Before heading to Lebanon, I wondered about how it’d feel to see just how much of what I’d known had changed, and Christine wondered back: how will it feel to see how much of what I’d known is still the same? The answer to both those wonderings was “yes.”
Yes, a lot has changed, and much of it saddened me, but shockingly a lot had not. Even my old haunts in Mar Mikhael, so badly affected in the blast, still feature familiar sites and names, despite it all. This gladdened my heart. So many had bounced back.
And Hamra, more distant but still crushed under the boot of banking terrorism seemed almost the same; it was like stepping into an old postcard where everything looks familiar but oddly colorized; everyone’s the age I remember I was and is dressed the same as I did, except I’m not one of them anymore – I’m just passing through. This saddened my heart.
And somehow, I blinked and whole eras had ended without me noticing; I was shocked to learn that Future Television had shut down, now broadcasting Koranic verses all day. Did I read about that happening and simply forget? Did I just not pay attention?
The death of this channel and what it represents of a catastrophic end to the Hariri hegemony over this city and long stretches of my personal and professional life is now just another anecdote to share; just another thing that happened while I was away. Oh yeah, remember that? Funny how things go. My brain short circuits at the banality of it all.
There was a recurring motif of revival and renewal that kept coming up in the last conversations in my last few days in Beirut. One friend wanted to reinvigorate efforts around a joint project scuttled by COVID; another wanted my blessings again to resurrect an old concept we’d worked on together years back after one false re-start and better timing and circumstances. She even marked the moment in my scrapbook with these words: “living is reincarnating.”
That’s a very Lebanese energy: tubthumping through crises after crises after crises, knocked down and getting up again, ad infinitum. It is both life affirming and exhausting, something between a phoenix and Sisyphus.
Muß es sein? It must, it must. That’s how the song goes, at least.
x
One of the joys of Lebanon that I experienced on my very last day was the satisfaction of tapping into my tacit knowledges honed over years of riding the bus in and out of Beirut.
A lot has become less familiar; sight lines I’d relied on to find my way around have dramatically changed as new buildings have gone up, for example. Even the trusty number 5 bus has made slight shifts in where it passes and stops. But the overall feel is still the same—the everyday practices of hopping on and hopping off; of handing cash and taking back change; of vocalizing stops and volunteering information; it is still there like a grammar shaping new slang.
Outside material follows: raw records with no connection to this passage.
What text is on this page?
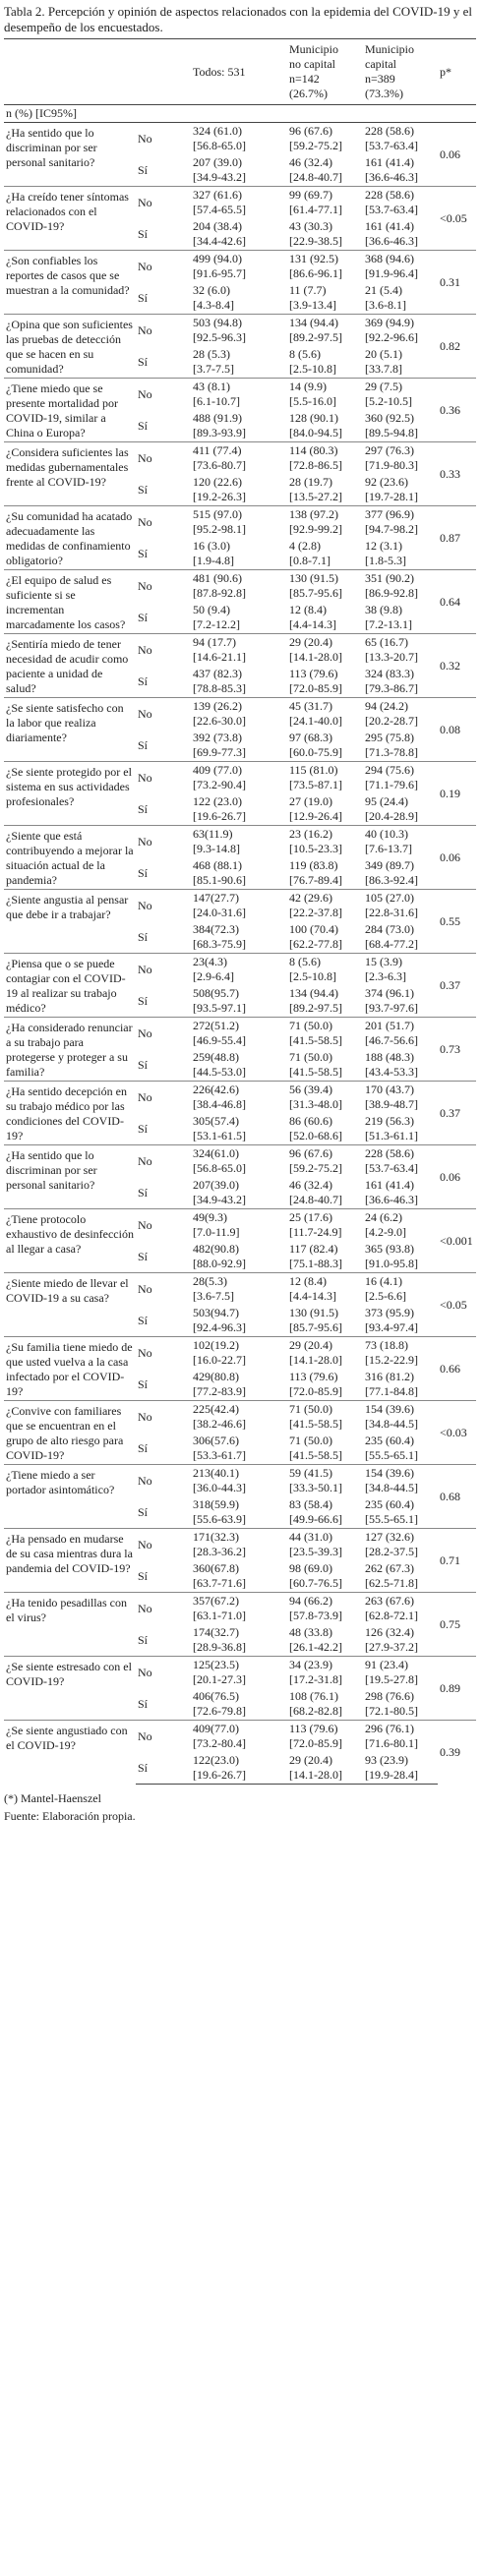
Tabla 2. Percepción y opinión de aspectos relacionados con la epidemia del COVID-19 y el desempeño de los encuestados.
		Todos: 531	Municipio
no capital
n=142
(26.7%)	Municipio
capital
n=389
(73.3%)	p*
n (%) [IC95%]					
¿Ha sentido que lo discriminan por ser personal sanitario?	No	324 (61.0)
[56.8-65.0]	96 (67.6)
[59.2-75.2]	228 (58.6)
[53.7-63.4]	0.06

	Sí	207 (39.0)
[34.9-43.2]	46 (32.4)
[24.8-40.7]	161 (41.4)
[36.6-46.3]	

¿Ha creído tener síntomas relacionados con el COVID-19?	No	327 (61.6)
[57.4-65.5]	99 (69.7)
[61.4-77.1]	228 (58.6)
[53.7-63.4]	<0.05

	Sí	204 (38.4)
[34.4-42.6]	43 (30.3)
[22.9-38.5]	161 (41.4)
[36.6-46.3]	

¿Son confiables los reportes de casos que se muestran a la comunidad?	No	499 (94.0)
[91.6-95.7]	131 (92.5)
[86.6-96.1]	368 (94.6)
[91.9-96.4]	0.31

	Sí	32 (6.0)
[4.3-8.4]	11 (7.7)
[3.9-13.4]	21 (5.4)
[3.6-8.1]	

¿Opina que son suficientes las pruebas de detección que se hacen en su comunidad?	No	503 (94.8)
[92.5-96.3]	134 (94.4)
[89.2-97.5]	369 (94.9)
[92.2-96.6]	0.82

	Sí	28 (5.3)
[3.7-7.5]	8 (5.6)
[2.5-10.8]	20 (5.1)
[33.7.8]	

¿Tiene miedo que se presente mortalidad por COVID-19, similar a China o Europa?	No	43 (8.1)
[6.1-10.7]	14 (9.9)
[5.5-16.0]	29 (7.5)
[5.2-10.5]	0.36

	Sí	488 (91.9)
[89.3-93.9]	128 (90.1)
[84.0-94.5]	360 (92.5)
[89.5-94.8]	

¿Considera suficientes las medidas gubernamentales frente al COVID-19?	No	411 (77.4)
[73.6-80.7]	114 (80.3)
[72.8-86.5]	297 (76.3)
[71.9-80.3]	0.33

	Sí	120 (22.6)
[19.2-26.3]	28 (19.7)
[13.5-27.2]	92 (23.6)
[19.7-28.1]	

¿Su comunidad ha acatado adecuadamente las medidas de confinamiento obligatorio?	No	515 (97.0)
[95.2-98.1]	138 (97.2)
[92.9-99.2]	377 (96.9)
[94.7-98.2]	0.87

	Sí	16 (3.0)
[1.9-4.8]	4 (2.8)
[0.8-7.1]	12 (3.1)
[1.8-5.3]	

¿El equipo de salud es suficiente si se incrementan marcadamente los casos?	No	481 (90.6)
[87.8-92.8]	130 (91.5)
[85.7-95.6]	351 (90.2)
[86.9-92.8]	0.64

	Sí	50 (9.4)
[7.2-12.2]	12 (8.4)
[4.4-14.3]	38 (9.8)
[7.2-13.1]	

¿Sentiría miedo de tener necesidad de acudir como paciente a unidad de salud?	No	94 (17.7)
[14.6-21.1]	29 (20.4)
[14.1-28.0]	65 (16.7)
[13.3-20.7]	0.32

	Sí	437 (82.3)
[78.8-85.3]	113 (79.6)
[72.0-85.9]	324 (83.3)
[79.3-86.7]	

¿Se siente satisfecho con la labor que realiza diariamente?	No	139 (26.2)
[22.6-30.0]	45 (31.7)
[24.1-40.0]	94 (24.2)
[20.2-28.7]	0.08

	Sí	392 (73.8)
[69.9-77.3]	97 (68.3)
[60.0-75.9]	295 (75.8)
[71.3-78.8]	

¿Se siente protegido por el sistema en sus actividades profesionales?	No	409 (77.0)
[73.2-90.4]	115 (81.0)
[73.5-87.1]	294 (75.6)
[71.1-79.6]	0.19

	Sí	122 (23.0)
[19.6-26.7]	27 (19.0)
[12.9-26.4]	95 (24.4)
[20.4-28.9]	

¿Siente que está contribuyendo a mejorar la situación actual de la pandemia?	No	63(11.9)
[9.3-14.8]	23 (16.2)
[10.5-23.3]	40 (10.3)
[7.6-13.7]	0.06

	Sí	468 (88.1)
[85.1-90.6]	119 (83.8)
[76.7-89.4]	349 (89.7)
[86.3-92.4]	

¿Siente angustia al pensar que debe ir a trabajar?	No	147(27.7)
[24.0-31.6]	42 (29.6)
[22.2-37.8]	105 (27.0)
[22.8-31.6]	0.55

	Sí	384(72.3)
[68.3-75.9]	100 (70.4)
[62.2-77.8]	284 (73.0)
[68.4-77.2]	

¿Piensa que o se puede contagiar con el COVID-19 al realizar su trabajo médico?	No	23(4.3)
[2.9-6.4]	8 (5.6)
[2.5-10.8]	15 (3.9)
[2.3-6.3]	0.37

	Sí	508(95.7)
[93.5-97.1]	134 (94.4)
[89.2-97.5]	374 (96.1)
[93.7-97.6]	

¿Ha considerado renunciar a su trabajo para protegerse y proteger a su familia?	No	272(51.2)
[46.9-55.4]	71 (50.0)
[41.5-58.5]	201 (51.7)
[46.7-56.6]	0.73

	Sí	259(48.8)
[44.5-53.0]	71 (50.0)
[41.5-58.5]	188 (48.3)
[43.4-53.3]	

¿Ha sentido decepción en su trabajo médico por las condiciones del COVID-19?	No	226(42.6)
[38.4-46.8]	56 (39.4)
[31.3-48.0]	170 (43.7)
[38.9-48.7]	0.37

	Sí	305(57.4)
[53.1-61.5]	86 (60.6)
[52.0-68.6]	219 (56.3)
[51.3-61.1]	

¿Ha sentido que lo discriminan por ser personal sanitario?	No	324(61.0)
[56.8-65.0]	96 (67.6)
[59.2-75.2]	228 (58.6)
[53.7-63.4]	0.06

	Sí	207(39.0)
[34.9-43.2]	46 (32.4)
[24.8-40.7]	161 (41.4)
[36.6-46.3]	

¿Tiene protocolo exhaustivo de desinfección al llegar a casa?	No	49(9.3)
[7.0-11.9]	25 (17.6)
[11.7-24.9]	24 (6.2)
[4.2-9.0]	<0.001

	Sí	482(90.8)
[88.0-92.9]	117 (82.4)
[75.1-88.3]	365 (93.8)
[91.0-95.8]	

¿Siente miedo de llevar el COVID-19 a su casa?	No	28(5.3)
[3.6-7.5]	12 (8.4)
[4.4-14.3]	16 (4.1)
[2.5-6.6]	<0.05

	Sí	503(94.7)
[92.4-96.3]	130 (91.5)
[85.7-95.6]	373 (95.9)
[93.4-97.4]	

¿Su familia tiene miedo de que usted vuelva a la casa infectado por el COVID-19?	No	102(19.2)
[16.0-22.7]	29 (20.4)
[14.1-28.0]	73 (18.8)
[15.2-22.9]	0.66

	Sí	429(80.8)
[77.2-83.9]	113 (79.6)
[72.0-85.9]	316 (81.2)
[77.1-84.8]	

¿Convive con familiares que se encuentran en el grupo de alto riesgo para COVID-19?	No	225(42.4)
[38.2-46.6]	71 (50.0)
[41.5-58.5]	154 (39.6)
[34.8-44.5]	<0.03

	Sí	306(57.6)
[53.3-61.7]	71 (50.0)
[41.5-58.5]	235 (60.4)
[55.5-65.1]	

¿Tiene miedo a ser portador asintomático?	No	213(40.1)
[36.0-44.3]	59 (41.5)
[33.3-50.1]	154 (39.6)
[34.8-44.5]	0.68

	Sí	318(59.9)
[55.6-63.9]	83 (58.4)
[49.9-66.6]	235 (60.4)
[55.5-65.1]	

¿Ha pensado en mudarse de su casa mientras dura la pandemia del COVID-19?	No	171(32.3)
[28.3-36.2]	44 (31.0)
[23.5-39.3]	127 (32.6)
[28.2-37.5]	0.71

	Sí	360(67.8)
[63.7-71.6]	98 (69.0)
[60.7-76.5]	262 (67.3)
[62.5-71.8]	

¿Ha tenido pesadillas con el virus?	No	357(67.2)
[63.1-71.0]	94 (66.2)
[57.8-73.9]	263 (67.6)
[62.8-72.1]	0.75

	Sí	174(32.7)
[28.9-36.8]	48 (33.8)
[26.1-42.2]	126 (32.4)
[27.9-37.2]	

¿Se siente estresado con el COVID-19?	No	125(23.5)
[20.1-27.3]	34 (23.9)
[17.2-31.8]	91 (23.4)
[19.5-27.8]	0.89

	Sí	406(76.5)
[72.6-79.8]	108 (76.1)
[68.2-82.8]	298 (76.6)
[72.1-80.5]	

¿Se siente angustiado con el COVID-19?	No	409(77.0)
[73.2-80.4]	113 (79.6)
[72.0-85.9]	296 (76.1)
[71.6-80.1]	0.39

	Sí	122(23.0)
[19.6-26.7]	29 (20.4)
[14.1-28.0]	93 (23.9)
[19.9-28.4]	
(*) Mantel-Haenszel
Fuente: Elaboración propia.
So, it felt good to slip back into that exo-skeleton; to sync up to Beirut’s flow and rhythm and arrive on time every time.
And it was of course poetically appropriate that my two appointments that morning were with two friends who had, in two different but complementary ways, journeyed with me as I unlearned and relearned my city over the past decade or more.
x
“Hey dude. You make it back safely?
We’ve made it back, safe and sound, with a time of decompression and debrief in between too, to avoid the emotional bends that come with a pilgrimage like this, and, I hope, reduce the jet lag that comes with the eventual return.
“U had fun here?”
I had fun. I shed tears as well. Lebanon is like that: a crate of mixed fruit, the good stuff laid out nice and pretty on the surface, with the crappy stuff at the bottom. Except there isn’t much good stuff to spread around anymore. So, you choke down what you get and laugh.
“Thank God. Welcome home.”
People returning from walking the Camino are advised “to practice being gentle with and kind to yourself” because “re-entry is a very tender time.” I feel like something similar is to be expected after Lebanon.